India, or some part of it, is changing and becoming more cosmopolitan and transnational. For most of them, the nation may not be an object of hate (and for a few of them, sadly it is), but it is certainly a matter of some cool indifference. They will not respond favorably to any kind of coercion about patriotism.
But they will, in my view, respond whole-heartedly when a case is made for respecting India reasonably and intelligently, for they are Indians too.
As for what I hope those who have started to call themselves "anti-nationals" now will learn…
There is a vast difference between contesting normative nationalism and participating in discourses and even movements aimed, even if slowly, at the genocidal destruction of a billion people. If India is sounding ever more patriotic and "intolerant" of you, it is not simply because several hundred million people know less than you.
India is not a country with an imperial past. Hindus are not some racist supremacist colonisers who got left behind in 1947 to keep oppressing you or your friends. This is our home. We can accept fair criticism and change, but not the relentless and insane campaign against us you have waged in academia and media year after year.
If you call for the destruction of India because you think it’s somehow existentially hegemonic or evil, a billion people here differ with you and will indeed criticise you for it. And your comparisons about Berkeley in the 1960s do not fly in the face of reality for one simple reason. The students in American campuses were protesting to stop their government from fighting a war against a foreign country they had no moral right to be involved in; and they paid heavily for it, they were tear-gassed, and they were even shot.
Where is India's Vietnam? Is there anything even close that gives you the right to equate postcolonial Indian survival with neocolonial Western megalomania?
You have your right to dissent, but not to delude yourself into thinking you are stopping some pugnacious neo-imperial India from causing some great and catastrophic evil simply because it disagrees with your post-national paradigms of thought.
You can be a conscience as you hope, only if what you feel for and fight for is real, and your fight is proportional to the cause. Right now, all it looks like is that you are trampling on the little guy your theories profess to care so much about; the auto driver and fruit sellers, the people deeply entwined with the culture and life of India.
And if you listen, you will find that they are not on your side but are calling you a desh drohi, because they belong deeply to this desh you think is an imagined hegemonic oppressive fantasy that must be overcome.

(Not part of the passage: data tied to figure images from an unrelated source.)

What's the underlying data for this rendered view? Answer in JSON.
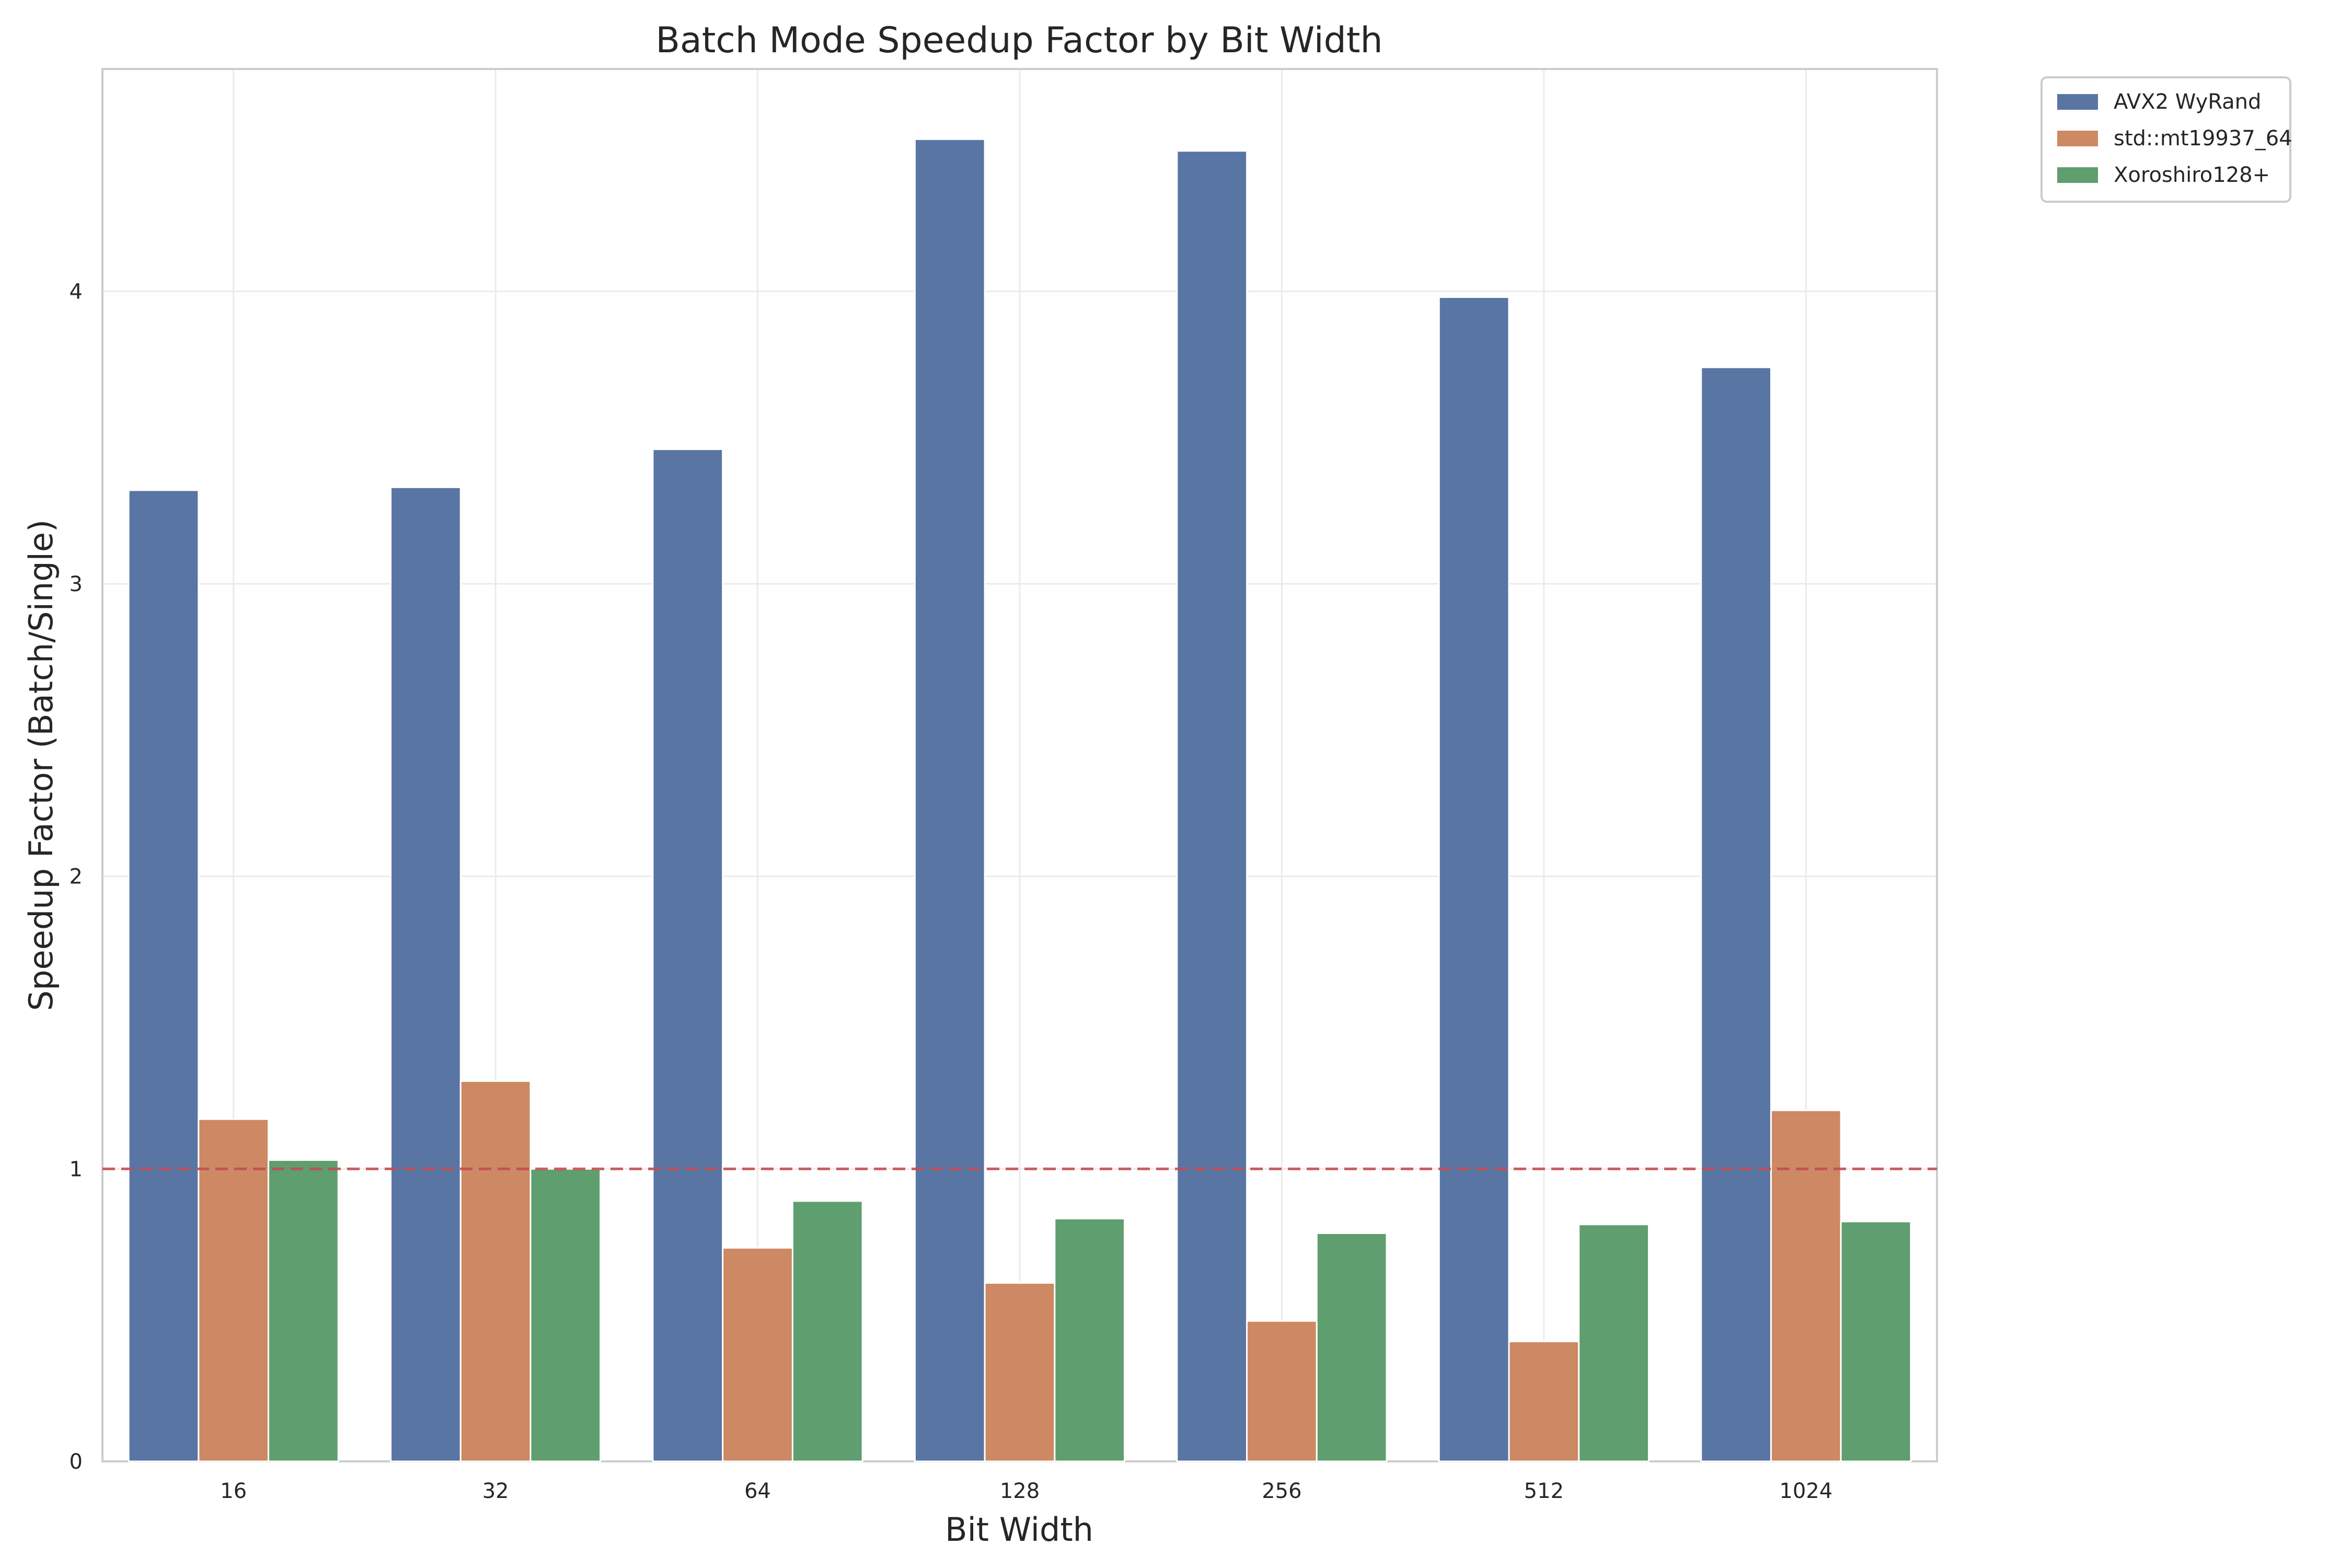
{
  "chart_data": {
    "type": "bar",
    "title": "Batch Mode Speedup Factor by Bit Width",
    "xlabel": "Bit Width",
    "ylabel": "Speedup Factor (Batch/Single)",
    "categories": [
      "16",
      "32",
      "64",
      "128",
      "256",
      "512",
      "1024"
    ],
    "series": [
      {
        "name": "AVX2 WyRand",
        "color": "#5975a4",
        "values": [
          3.32,
          3.33,
          3.46,
          4.52,
          4.48,
          3.98,
          3.74
        ]
      },
      {
        "name": "std::mt19937_64",
        "color": "#cc8963",
        "values": [
          1.17,
          1.3,
          0.73,
          0.61,
          0.48,
          0.41,
          1.2
        ]
      },
      {
        "name": "Xoroshiro128+",
        "color": "#5f9e6e",
        "values": [
          1.03,
          1.0,
          0.89,
          0.83,
          0.78,
          0.81,
          0.82
        ]
      }
    ],
    "ylim": [
      0,
      4.76
    ],
    "yticks": [
      0,
      1,
      2,
      3,
      4
    ],
    "reference_line": {
      "value": 1,
      "color": "#c44e52",
      "style": "dashed"
    },
    "grid": true,
    "legend_position": "outside-top-right"
  }
}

The poor and barely educated people of India may not get the nuances and self-reflexive posturing in your ironic declarations about being "anti-national". But they do know that India is real, and their lives could be a thousand times worse if their country is conquered yet again.
And they do know that when hundreds of men hold a hostile piece of ice for you because if they don’t your life could one day be in danger, you owe them a bit of gratitude at least.
Please stop thinking about your revolution, and think about Hanumanthappa and his family instead. That too is an education, and if you can feel for him what nature demands you ought to, that too will be a revolution.